C3 VPLS Overview

Virtual Private LAN Service (VPLS) is a VPN technology that enables Ethernet multipoint services (EMSs) over a packet-switched network infrastructure. VPN users receive an emulated LAN segment that offers a Layer 2 broadcast domain. The end user perceives the service as a virtual private Ethernet switch that forwards frames to their respective destinations within the VPN.

Ethernet is the technology of choice for LANs due to its relative low cost and simplicity. Ethernet has also gained recent popularity as a metropolitan area network (MAN or metro) technology.

A multipoint technology allows a user to reach multiple destinations through a single physical or logical connection. This requires the network to make a forwarding decision based on the destination of the packet. Within the context of VPLS, this means that the network makes a forwarding decision based on the destination MAC address of the Ethernet frame. A multipoint service is attractive because fewer connections are required to achieve full connectivity between multiple points. An equivalent level of connectivity based on a point-to-point technology requires a much larger number of connections or the use of suboptimal packet forwarding.

In its simplest form, a VPLS consists of several sites connected to provider edge devices implementing the emulated LAN service. These provider edge devices make the forwarding decisions between sites and encapsulate the Ethernet frames across a packet-switched network using a virtual circuit or pseudowire. A virtual switching instance (VSI) is used at each provider edge to implement the forwarding decisions of each VPLS. The provider edges use a full mesh of Ethernet-emulated circuits (or pseudowires) to forward the Ethernet frames between provider edges.

NOTE

One security flag is that the broadcast/multicast packet replication occurs in the backbone (PE), and this factor could be high?for example greater than 10 or 20 depending on the number of PEs involved in the VPN. Therefore, what may appear "reasonable" at the U-PE and local loop could have a DoS impact on the backbone itself. This is a deployment planning matter that the network architect should be cognizant of.


VPLS uses a Layer 2 architecture to offer multipoint Ethernet VPNs that connect multiple sites over a metropolitan area network (MAN) or WAN. Other technologies also enable Ethernet across the WAN, including Ethernet over MPLS, Ethernet over Layer 2 Tunneling Protocol Version 3 (L2TPv3), Ethernet over SONET/SDH, and Ethernet Bridging over Any Transport over MPLS (AToM). Even though most VPLS sites are expected to connect via Ethernet, they may connect using other Layer 2 technologies (ATM, Frame Relay, or Point-to-Point Protocol [PPP], for example). Sites connecting with non-Ethernet links exchange packets with the provider edge using a bridged encapsulation. The configuration requirements on the customer edge device are similar to the requirements for Ethernet interworking in point-to-point Layer 2 services.

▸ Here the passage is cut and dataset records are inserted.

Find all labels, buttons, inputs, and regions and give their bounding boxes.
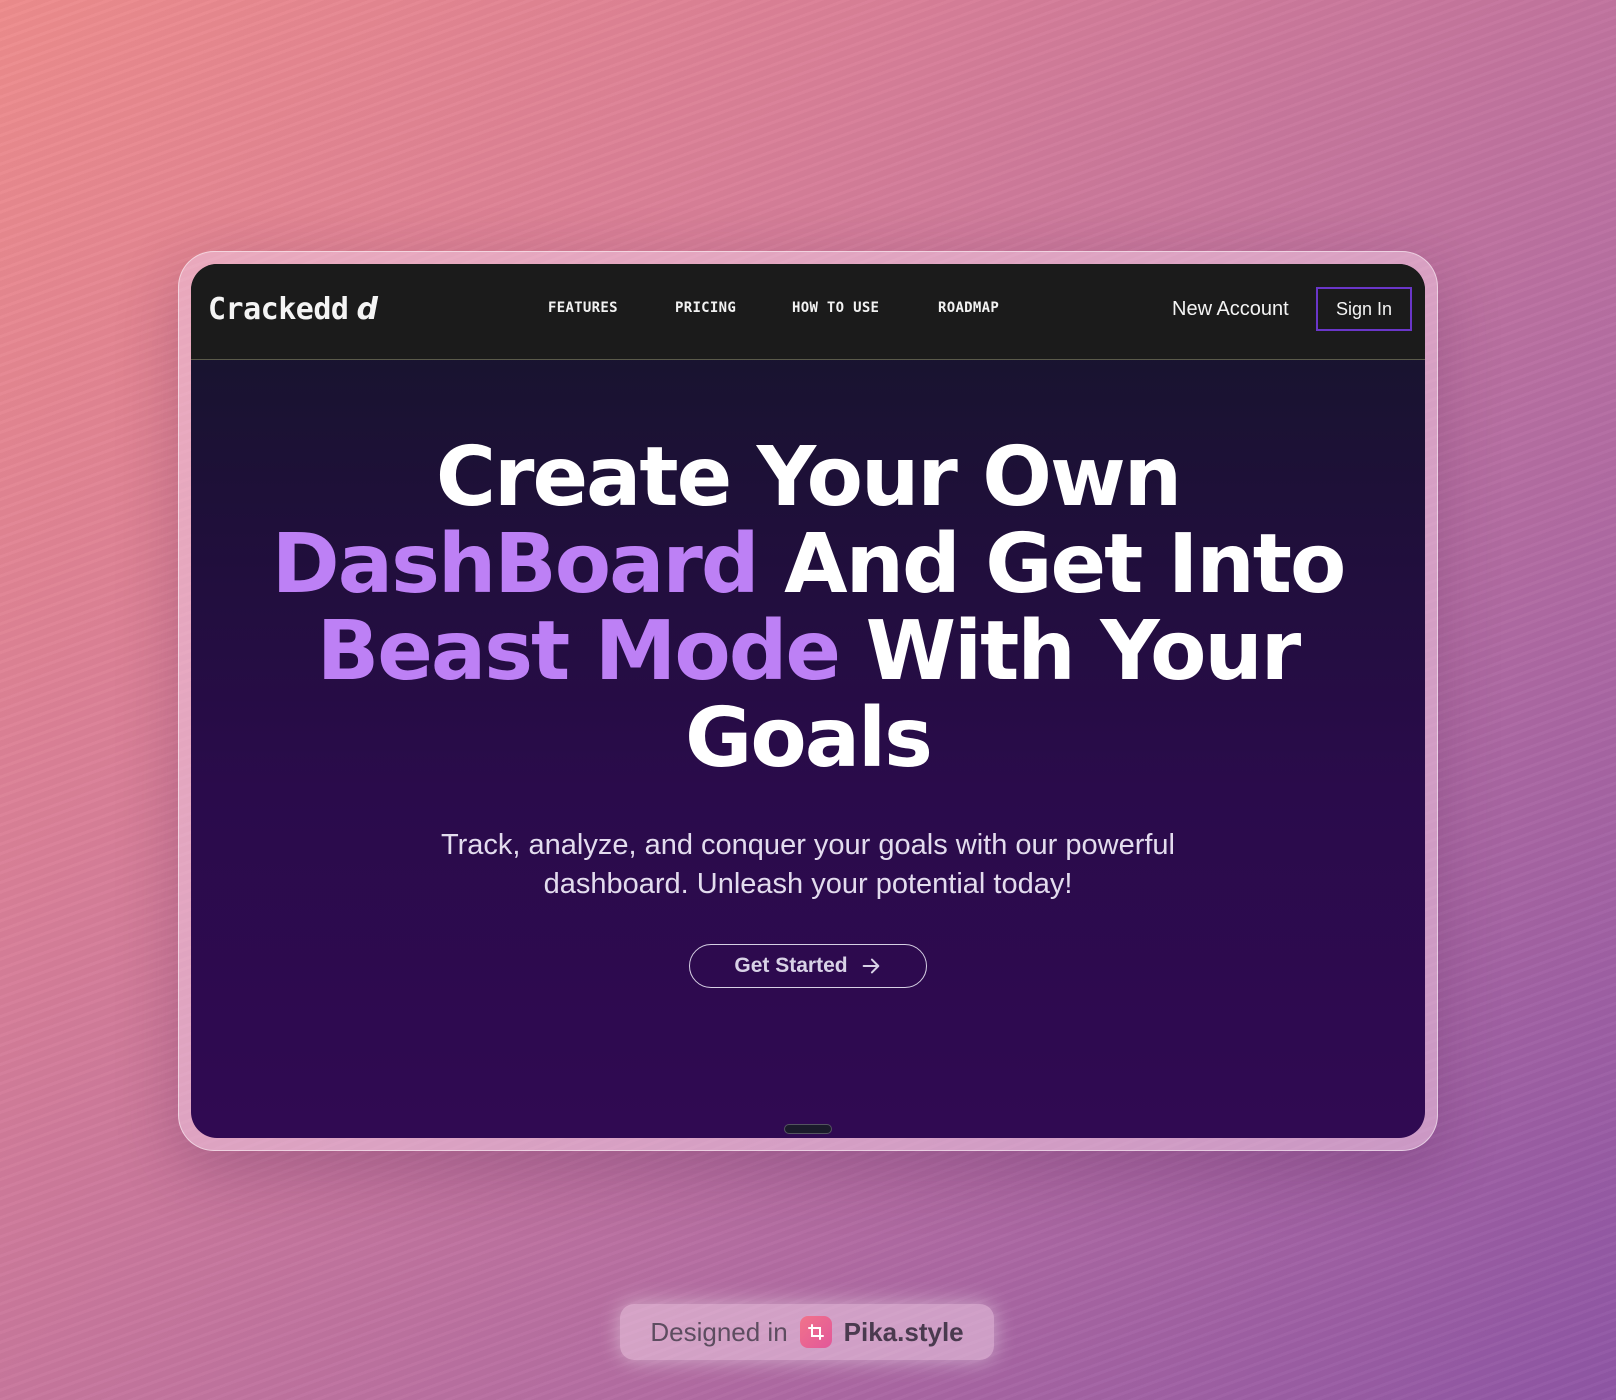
hero-title-line-4: Goals	[685, 691, 933, 786]
new-account-link[interactable]: New Account	[1172, 298, 1289, 321]
hero-title-accent-beast-mode: Beast Mode	[316, 604, 841, 699]
hero-title: Create Your Own DashBoard And Get Into B…	[191, 434, 1425, 782]
get-started-label: Get Started	[734, 954, 848, 977]
sign-in-button[interactable]: Sign In	[1316, 287, 1412, 331]
app-screen: Crackedd d FEATURES PRICING HOW TO USE R…	[191, 264, 1425, 1138]
nav-link-roadmap[interactable]: ROADMAP	[938, 300, 999, 316]
watermark-prefix: Designed in	[650, 1316, 788, 1347]
hero-title-line-2: And Get Into	[784, 517, 1346, 612]
nav-link-features[interactable]: FEATURES	[548, 300, 618, 316]
hero-title-line-3: With Your	[865, 604, 1302, 699]
hero-subtitle: Track, analyze, and conquer your goals w…	[441, 829, 1175, 900]
get-started-button[interactable]: Get Started	[689, 944, 927, 988]
pika-logo-icon	[799, 1316, 832, 1348]
watermark-brand: Pika.style	[843, 1316, 964, 1347]
hero-section: Create Your Own DashBoard And Get Into B…	[191, 360, 1425, 988]
device-frame: Crackedd d FEATURES PRICING HOW TO USE R…	[178, 251, 1438, 1151]
top-navbar: Crackedd d FEATURES PRICING HOW TO USE R…	[191, 264, 1425, 360]
designed-in-watermark[interactable]: Designed in Pika.style	[620, 1304, 994, 1360]
nav-link-pricing[interactable]: PRICING	[675, 300, 736, 316]
hero-title-accent-dashboard: DashBoard	[271, 517, 760, 612]
arrow-right-icon	[862, 958, 879, 974]
hero-title-line-1: Create Your Own	[435, 430, 1182, 525]
nav-link-how-to-use[interactable]: HOW TO USE	[792, 300, 879, 316]
home-indicator	[784, 1124, 832, 1134]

This section is specific to multipoint constructs. VPLS is designed for applications that require multipoint or broadcast access. Using established VPLS, service providers can create a Layer 2 "virtual switch" over an MPLS core to establish a distributed network access point (NAP). The NAP permits transparent private peering between multiple service providers (SPs) and delivers connections to multiple sites within a specific metro region.

SP-to-SP VPLS can be supported using either Border Gateway Protocol (BGP) or Label Distribution Protocol (LDP). LDP provides more granular control of communication and quality of service between VPLS nodes, more control per node, and is a consistent signaling option to support MPLS, VPLS, or VPWS, whereas BGP communicates the same information to all nodes participating in a VPLS. The hierarchical VPLS architecture includes customer edge devises connected to provider edge routers that aggregate VPLS traffic before it reaches the network provider edge routers, where the VPLS forwarding occurs. In summary, key VPLS architectural attributes include the use of BGP or RADIUS for discovery membership and the use of LDP to establish pseudowires per broadcast domain instance.